Introspection

Tant auront transformé la Cinquième Symphonie en un barnum ! Aziz Shokhakimov prend le contrepied, annule toute enflure, raffinant l’orchestre dépressif que Tchaikovski y aura inventé et qui anticipe dans la conduite si sentie du jeune chef sur les horizons sinistres de la « Pathétique ».

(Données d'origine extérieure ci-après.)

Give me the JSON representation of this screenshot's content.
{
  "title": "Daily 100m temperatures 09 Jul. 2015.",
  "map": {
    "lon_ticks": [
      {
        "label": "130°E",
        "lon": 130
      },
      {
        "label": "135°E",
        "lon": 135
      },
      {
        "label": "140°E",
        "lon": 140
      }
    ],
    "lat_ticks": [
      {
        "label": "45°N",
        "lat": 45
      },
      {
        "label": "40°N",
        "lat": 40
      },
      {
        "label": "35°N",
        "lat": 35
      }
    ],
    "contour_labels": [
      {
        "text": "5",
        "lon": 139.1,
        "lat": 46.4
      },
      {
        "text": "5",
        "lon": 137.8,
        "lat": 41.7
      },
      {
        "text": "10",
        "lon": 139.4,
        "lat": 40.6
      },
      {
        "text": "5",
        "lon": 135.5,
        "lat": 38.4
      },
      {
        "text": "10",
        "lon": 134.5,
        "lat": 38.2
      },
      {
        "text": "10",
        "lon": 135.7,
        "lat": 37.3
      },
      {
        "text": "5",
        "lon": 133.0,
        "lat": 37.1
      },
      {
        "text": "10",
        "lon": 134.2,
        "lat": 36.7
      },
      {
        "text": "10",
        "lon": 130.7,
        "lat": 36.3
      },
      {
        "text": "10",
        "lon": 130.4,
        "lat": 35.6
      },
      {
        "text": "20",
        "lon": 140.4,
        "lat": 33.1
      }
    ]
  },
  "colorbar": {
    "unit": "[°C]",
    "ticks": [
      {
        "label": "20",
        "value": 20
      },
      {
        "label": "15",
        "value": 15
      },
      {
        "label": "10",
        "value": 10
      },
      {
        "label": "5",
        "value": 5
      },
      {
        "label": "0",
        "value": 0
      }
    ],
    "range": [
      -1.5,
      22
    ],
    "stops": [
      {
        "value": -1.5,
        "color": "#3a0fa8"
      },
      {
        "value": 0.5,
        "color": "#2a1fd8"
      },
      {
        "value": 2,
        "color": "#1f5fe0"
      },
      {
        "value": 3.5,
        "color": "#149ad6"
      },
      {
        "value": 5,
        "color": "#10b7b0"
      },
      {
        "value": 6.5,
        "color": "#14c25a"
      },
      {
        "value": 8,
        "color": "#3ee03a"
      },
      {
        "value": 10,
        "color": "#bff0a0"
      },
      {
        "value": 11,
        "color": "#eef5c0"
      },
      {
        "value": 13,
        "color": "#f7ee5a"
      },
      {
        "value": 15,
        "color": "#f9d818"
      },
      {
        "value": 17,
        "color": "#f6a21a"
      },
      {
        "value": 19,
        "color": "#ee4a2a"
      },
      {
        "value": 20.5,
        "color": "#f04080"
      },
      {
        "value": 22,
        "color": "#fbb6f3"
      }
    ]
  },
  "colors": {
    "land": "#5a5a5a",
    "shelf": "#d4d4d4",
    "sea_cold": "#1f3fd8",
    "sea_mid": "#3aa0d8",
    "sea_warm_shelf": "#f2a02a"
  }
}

C’est ici qu’un point de non-retour s’opère, le romanesque y tient encore une certaine part, l’œuvre est tout entière de demi-caractère, et des plus délicate à rendre dans ses ambiguïtés. Ecoutez seulement l’Andante, le creusement des phrasés, l’imagination des accents et comment se ménage la transition avec l’Allegro con anima jusqu’à l’acmé, tenue, contenue, puis les pizzicatos si désespérés avant les contrechants des bois.

Décidément, quel bras, et surtout quelle tête, qui enlève tout sucre à la Valse, et tend le Finale vers un orage, évitant toute grandiloquence.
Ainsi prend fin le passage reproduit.